I heard similar with Elvis Costello's early albums, comparing the Mobile Fidelity LPs from
relatively recent times (since MoFi's rebirth) and the Toby Mountain mastered RykoDisc CDs from the
90's. I was surprised how close everything sounded. I reached the same conclusion as Paul's
friend -- I figured Costello must have had an ear in the process both time, and that the same master
tapes were used, with either the same kind of mastering processing or minimal to no processing. Both
sound vastly superior to Columbia US original releases of the albums. Now the early catalog is out
on HDTracks, not sure when or where the new transfers were made. I'm also taking at face value
MoFi's claim that they cut the LPs from master tapes, not the Toby Mountain digital files.
-- Tom Fine
----- Original Message -----
From: "Paul Stamler" <[log in to unmask]>
To: <[log in to unmask]>
Sent: Tuesday, November 10, 2015 10:53 PM
Subject: Re: [ARSCLIST] What Your Music Format Says About You
> On 11/10/2015 9:31 PM, Aaron Levinson wrote:
>> I own 3 turntables, one more for 78, a Tascam pro cassette deck, a DAT, a reel to reel. I often
>> transfer rare grooved media to CD for clients and friends. I recently played back a DAT master
>> done by Toby Mountain and compared it to finished CD goods and as Tom suggested it was virtually
>> impossible to distinguish the master from the commercial release...

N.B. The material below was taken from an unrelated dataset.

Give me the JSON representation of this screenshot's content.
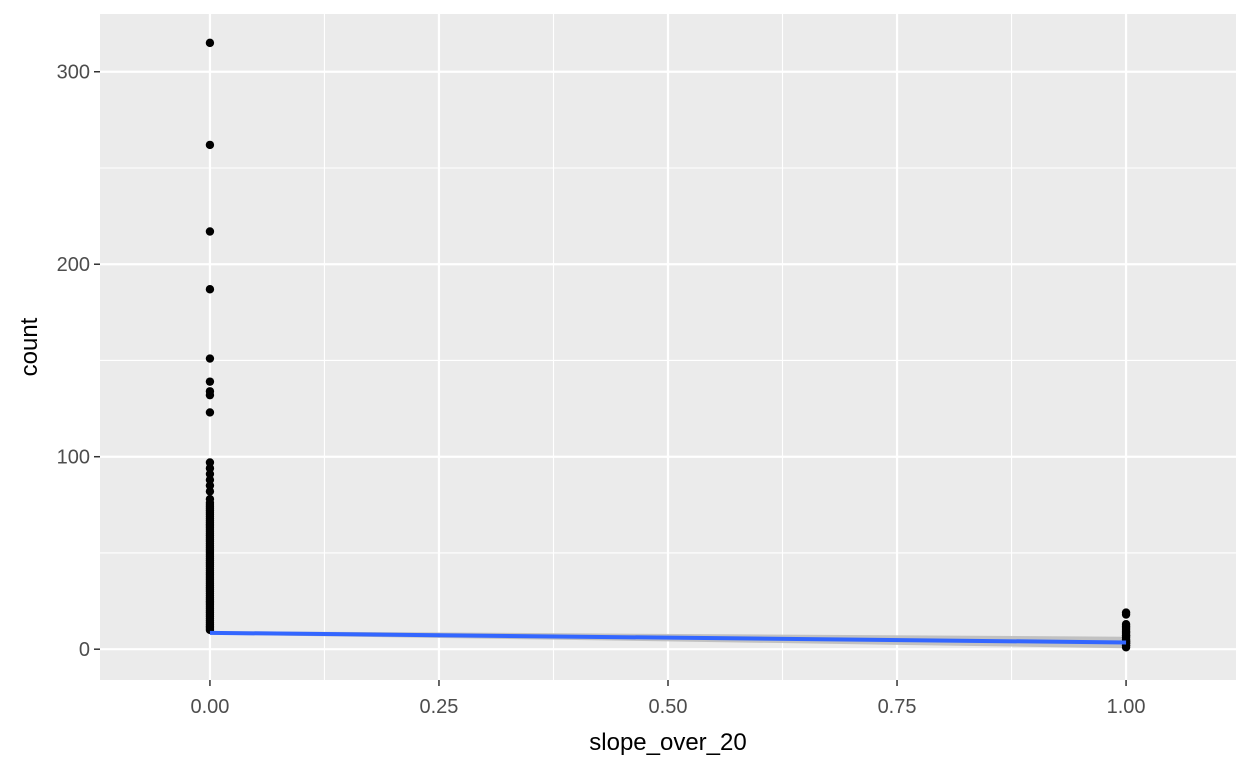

> On digital formats that's easily done, though a lot of times it doesn't happen because someone
> decided to mess with the signal.
> But I digress. I came across a phenomenon that was more startling. I recently digitized an LP from
> 1966, John Renbourn's "Another Monday" on Transatlantic Records (a UK label). Transatlantic, about
> 15 years ago, issued a Renbourn retrospective CD called "Vol. 1: The Soho Years". For grins I
> compared the tune "Another Monday" on that disc to my burned CD of the digitized LP and, friends,
> I could not hear a jot of difference between them. As another engineer friend said to me, "You got
> a double miracle there: someone cut the LP from the master tape without ****ing with it, and
> someone mastered the CD the same way."
> Mind you, this is the only instance I can cite (other than a couple of other cuts that appear on
> both that LP and the compendium CD). But it's evidence that it CAN happen.